For us, maintenance or reliability of a trailer is almost an after thought though — the biggest barrier is the greater challenge with border crossings, shipping the rig, etc. Plus having a trailer means a significantly modified ‘living situation’. Folks can get used to anything so we’d rather get used to less stuff, then we don’t miss NOT having a trailer, as opposed to getting used to a trailer & more stuff and then feeling hard done by in the odd time we don’t have the ability to bring it.

This payload issue really is a shame, because besides the payload the JK is a fantastic choice in other ways. It rides reasonably well, handles fairly well on highways, has luxury-car level creature comforts when spec’d right (good stereo, good air con, lots of driver-oriented comfort features). The ideal rig for us would be a Jeep JK built on a J8 frame with the leaf spring rear end (3500 lbs payload!) but I don’t have that kind of coin! I see the goal of this thread is how can we take advantage of an otherwise excellent platform with one drawback, and the only solution that works for us is shed weight to get it under spec.

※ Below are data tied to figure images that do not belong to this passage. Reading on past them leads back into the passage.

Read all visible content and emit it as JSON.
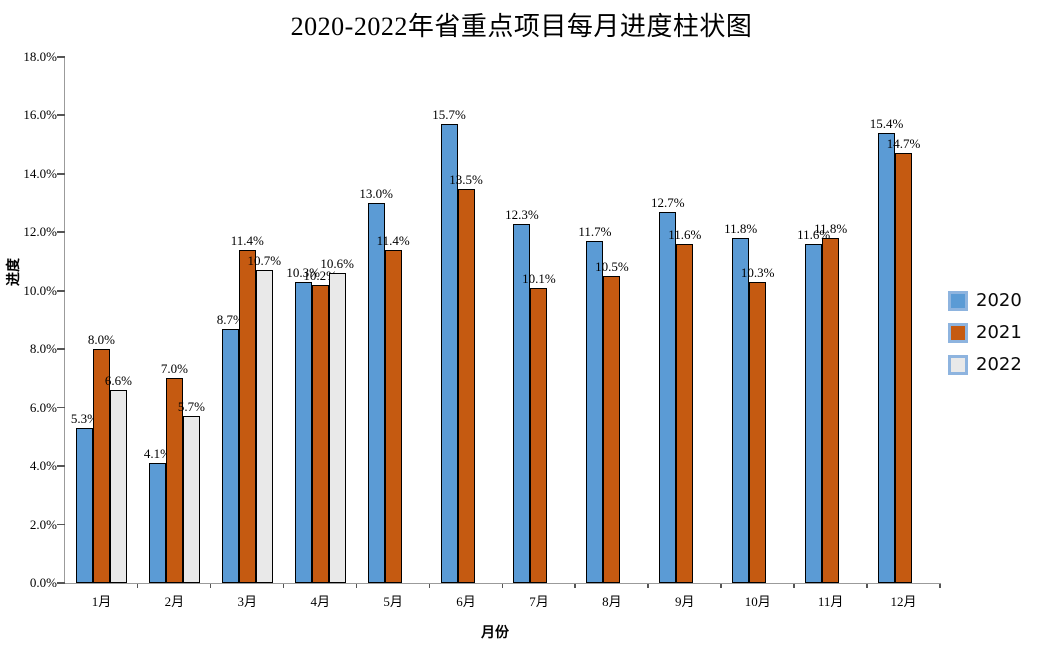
{
  "chart_data": {
    "type": "bar",
    "title": "2020-2022年省重点项目每月进度柱状图",
    "xlabel": "月份",
    "ylabel": "进度",
    "ylim": [
      0,
      18
    ],
    "ytick_step": 2,
    "ytick_format": "one_decimal_percent",
    "grid": "off",
    "legend_position": "right",
    "categories": [
      "1月",
      "2月",
      "3月",
      "4月",
      "5月",
      "6月",
      "7月",
      "8月",
      "9月",
      "10月",
      "11月",
      "12月"
    ],
    "series": [
      {
        "name": "2020",
        "color": "#5B9BD5",
        "values": [
          5.3,
          4.1,
          8.7,
          10.3,
          13.0,
          15.7,
          12.3,
          11.7,
          12.7,
          11.8,
          11.6,
          15.4
        ]
      },
      {
        "name": "2021",
        "color": "#C55A11",
        "values": [
          8.0,
          7.0,
          11.4,
          10.2,
          11.4,
          13.5,
          10.1,
          10.5,
          11.6,
          10.3,
          11.8,
          14.7
        ]
      },
      {
        "name": "2022",
        "color": "#E9E9E9",
        "values": [
          6.6,
          5.7,
          10.7,
          10.6,
          null,
          null,
          null,
          null,
          null,
          null,
          null,
          null
        ]
      }
    ],
    "data_labels": {
      "2020": [
        "5.3%",
        "4.1%",
        "8.7%",
        "10.3%",
        "13.0%",
        "15.7%",
        "12.3%",
        "11.7%",
        "12.7%",
        "11.8%",
        "11.6%",
        "15.4%"
      ],
      "2021": [
        "8.0%",
        "7.0%",
        "11.4%",
        "10.2%",
        "11.4%",
        "13.5%",
        "10.1%",
        "10.5%",
        "11.6%",
        "10.3%",
        "11.8%",
        "14.7%"
      ],
      "2022": [
        "6.6%",
        "5.7%",
        "10.7%",
        "10.6%"
      ]
    },
    "colors": {
      "bar_border": "#000000",
      "legend_swatch_border": "#8EB4DF",
      "axis_line": "#9B9B9B",
      "tick_mark": "#555555",
      "text": "#000000"
    }
  }
}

If a person is thinking JK for overlanding though, I think they would be wise to accept this major limitation in some fashion — either by bringing a trailer, pairing down the load, or going with a different rig choice.
 

billiebob

Well-known member
In very technical terrain, though, a trailer is going to get bashed and bounced around, and that does translate into more wear and tear on the rig — with occasional use though that shouldn’t matter. And I would suggest this is mostly a concern in areas/terrain where there is a high risk of damage to an untrailered rig
So you feel safer doing technical terrain with an overweight rig?
And you are doing technical terrain with an RTT on the roof?
At least you can drop a trailer when you want to play.